Children as young as TWO ‘ have mental health issues’
THOUSANDS of children as young as two are being diagnosed with mental health disorders, according to a landmark report.
One in 18 pre-schoolers are being treated for problems including ‘oppositional defiance disorder’, NHS mental health figures show.
While some traditional parents may scoff at such terms for conduct they would simply blame on ‘the terrible-twos’, experts insist the cases are at the extreme end of the behavioural spectrum. Controversial treatments include families going on parenting courses to help them handle their offspring.
Without intervention, the toddlers – predominantly boys – would be at risk of more serious mental health conditions as adults, from depression to schizophrenia, psychiatrists said.
But critics said it ‘over-medicalised’ young children who are still in the early stages of development. Tamsin Ford, professor of child and adolescent psychiatry at the University of Exeter who was involved in the research, admitted diagnosing toddlers with mental health conditions was controversial.
But she said highlighting health issues was in the child’s long-term interest. For a child to be diagnosed, they must have demonstrated behavioural difficulties for at least six months, which are severe, persistent and impacting on family life.
She added: ‘We are not talking the terrible-twos here. There is a spectrum from the very placid to the very well behaved but this is the very sharp end of the tale and with these children, behaviour problems once they’ve set up do tend to persist.’ Today’s report on the mental health of children and young people in England is the first in more than a decade. The findings, based on a survey of 9,117 children, include those aged two to four and 17 to 19 for the first time.

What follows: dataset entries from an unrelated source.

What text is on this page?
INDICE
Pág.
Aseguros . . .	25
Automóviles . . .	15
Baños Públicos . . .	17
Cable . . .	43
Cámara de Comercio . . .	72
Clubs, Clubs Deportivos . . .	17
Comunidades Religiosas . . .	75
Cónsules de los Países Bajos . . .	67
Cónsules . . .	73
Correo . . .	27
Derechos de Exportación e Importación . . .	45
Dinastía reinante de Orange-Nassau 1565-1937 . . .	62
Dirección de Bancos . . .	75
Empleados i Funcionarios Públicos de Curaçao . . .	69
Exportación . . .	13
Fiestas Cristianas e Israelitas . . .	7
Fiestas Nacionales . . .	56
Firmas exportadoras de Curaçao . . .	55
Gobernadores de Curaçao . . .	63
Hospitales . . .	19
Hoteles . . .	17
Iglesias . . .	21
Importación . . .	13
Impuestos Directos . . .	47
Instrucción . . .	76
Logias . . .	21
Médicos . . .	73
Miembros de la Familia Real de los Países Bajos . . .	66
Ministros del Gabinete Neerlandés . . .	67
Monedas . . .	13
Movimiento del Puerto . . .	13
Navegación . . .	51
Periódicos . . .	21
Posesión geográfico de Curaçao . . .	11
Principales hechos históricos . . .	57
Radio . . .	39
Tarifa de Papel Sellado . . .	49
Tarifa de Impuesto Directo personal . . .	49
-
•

It shows a worsening picture for young people’s welfare, with one in eight five- to 19-year-olds suffering a mental health disorder in 2017.
The rates of illness increased with age, affecting one in ten by the time they finished primary school, one in seven by 16 and one in six by age 20.
Teenage girls are particularly at risk, with almost a quarter diagnosed with a mental disorder, and a fifth with emotional problems resulting in half of those affected self-harming or attempting suicide.
But Julian Elliott, professor of education at Durham University, disagreed with the inclusion of very young children. ‘We are turning everything into a mental health problem,’ he said. ‘For many of these (oppositionally defiant) children they don’t have a mental disorder, it’s a question of conduct.’